I lavori per la realizzazione dell’Eur (E42) ebbero inizio nel 1937 quando vennero costruiti i quartieri per gli addetti ai lavori e gli operai. Il 28 aprile di quello stesso anno Mussolini piantò un pino romano nel terreno su cui doveva sorgere la Roma moderna ma, a causa dell’entrata in guerra dell’Italia, il progetto non venne portato a termine e l’esposizione universale non ebbe mai luogo.

COSA VEDERE AL QUARTIERE EUR

Una delle 28 statue del Palazzo della Civiltà Italiana, il Colosseo Quadrato

Una delle 28 statue del Palazzo della Civiltà Italiana, il Colosseo Quadrato

Tra le opere realizzate durante il periodo fascista ricordiamo il Palazzo degli Uffici dell’Eur davanti al quale ancora oggi è possibile vedere la statua raffigurante un giovane con il braccio destro alzato. L’opera, denominata Il Genio del Fascismo, doveva incarnare l’essenza dell’italianità che salutava il resto del mondo. Nel dopoguerra alla mano venne aggiunto un guanto da lottatore e alla scultura venne cambiato il nome in Il Genio dello Sport. Il bassorilievo marmoreo realizzato da Publio Morbiducci presente accanto all’entrata degli Uffici dell’Eur, invece, venne realizzato nel 1940. Il titolo dell’opera è La storia di Roma attraverso le opere edilizie e dall’alto verso il basso viene rappresentata la storia della città partendo dalla sua fondazione, passando per gli imperatori, la cristianità, il risorgimento e concludendosi con il duce a cavallo.

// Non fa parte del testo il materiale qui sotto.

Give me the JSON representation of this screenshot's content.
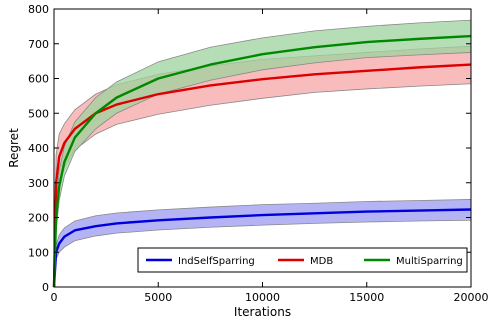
{
  "chart_data": {
    "type": "line",
    "xlabel": "Iterations",
    "ylabel": "Regret",
    "xlim": [
      0,
      20000
    ],
    "ylim": [
      0,
      800
    ],
    "x_ticks": [
      "0",
      "5000",
      "10000",
      "15000",
      "20000"
    ],
    "y_ticks": [
      "0",
      "100",
      "200",
      "300",
      "400",
      "500",
      "600",
      "700",
      "800"
    ],
    "legend_position": "lower-right",
    "grid": false,
    "x": [
      0,
      100,
      250,
      500,
      1000,
      2000,
      3000,
      5000,
      7500,
      10000,
      12500,
      15000,
      17500,
      20000
    ],
    "series": [
      {
        "name": "IndSelfSparring",
        "color": "#0000dd",
        "band_color": "#9b9bf2",
        "values": [
          0,
          100,
          125,
          145,
          163,
          175,
          183,
          192,
          200,
          207,
          212,
          217,
          220,
          223
        ],
        "lower": [
          0,
          80,
          100,
          115,
          133,
          147,
          155,
          164,
          172,
          178,
          183,
          187,
          190,
          192
        ],
        "upper": [
          0,
          120,
          150,
          170,
          190,
          205,
          213,
          222,
          230,
          237,
          241,
          246,
          249,
          252
        ]
      },
      {
        "name": "MDB",
        "color": "#dd0000",
        "band_color": "#f7a5a5",
        "values": [
          0,
          300,
          375,
          415,
          455,
          500,
          525,
          555,
          580,
          598,
          612,
          622,
          632,
          640
        ],
        "lower": [
          0,
          210,
          300,
          345,
          395,
          440,
          468,
          497,
          523,
          543,
          560,
          570,
          578,
          585
        ],
        "upper": [
          0,
          380,
          440,
          470,
          510,
          555,
          582,
          612,
          636,
          655,
          665,
          675,
          685,
          693
        ]
      },
      {
        "name": "MultiSparring",
        "color": "#008800",
        "band_color": "#9dd39d",
        "values": [
          0,
          200,
          290,
          360,
          430,
          500,
          545,
          600,
          640,
          670,
          690,
          705,
          714,
          722
        ],
        "lower": [
          0,
          160,
          250,
          320,
          390,
          455,
          500,
          555,
          595,
          625,
          645,
          660,
          668,
          675
        ],
        "upper": [
          0,
          240,
          335,
          405,
          475,
          545,
          590,
          648,
          690,
          717,
          737,
          750,
          760,
          768
        ]
      }
    ]
  }
}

Ma il centro della nuova città doveva essere il Palazzo della Civiltà Italiana, luogo in cui si era pensato di ospitare la mostra relativa alla civiltà del nostro paese. Con le sue facciate traforate e con il complesso degli archi ripetuti 216 volte, l’edificio doveva accogliere la storia delle personalità principali italiane da Augusto fino a Mussolini. Alto sessanta metri ed abbellito da 28 statue raffiguranti le arti e le attività umane, il palazzo, non ancora terminato, fu inaugurato nel novembre del 1940. L’entrata in guerra dell’Italia portò mano mano all’interruzione dei lavori e si capì ben presto che per la data del 21 aprile 1942, prevista per l’inizio dell’esposizione, l’Eur (E42) non sarebbe stato terminato. Solo il Palazzo degli Uffici era stato ultimato mentre il resto del progetto venne abbandonato. Soltanto negli anni Cinquanta vennero ultimati i lavori dell’intero quartiere in vista delle Olimpiadi del 1960 e vennero realizzati anche il Palazzetto dello Sport ed il laghetto dell’Eur.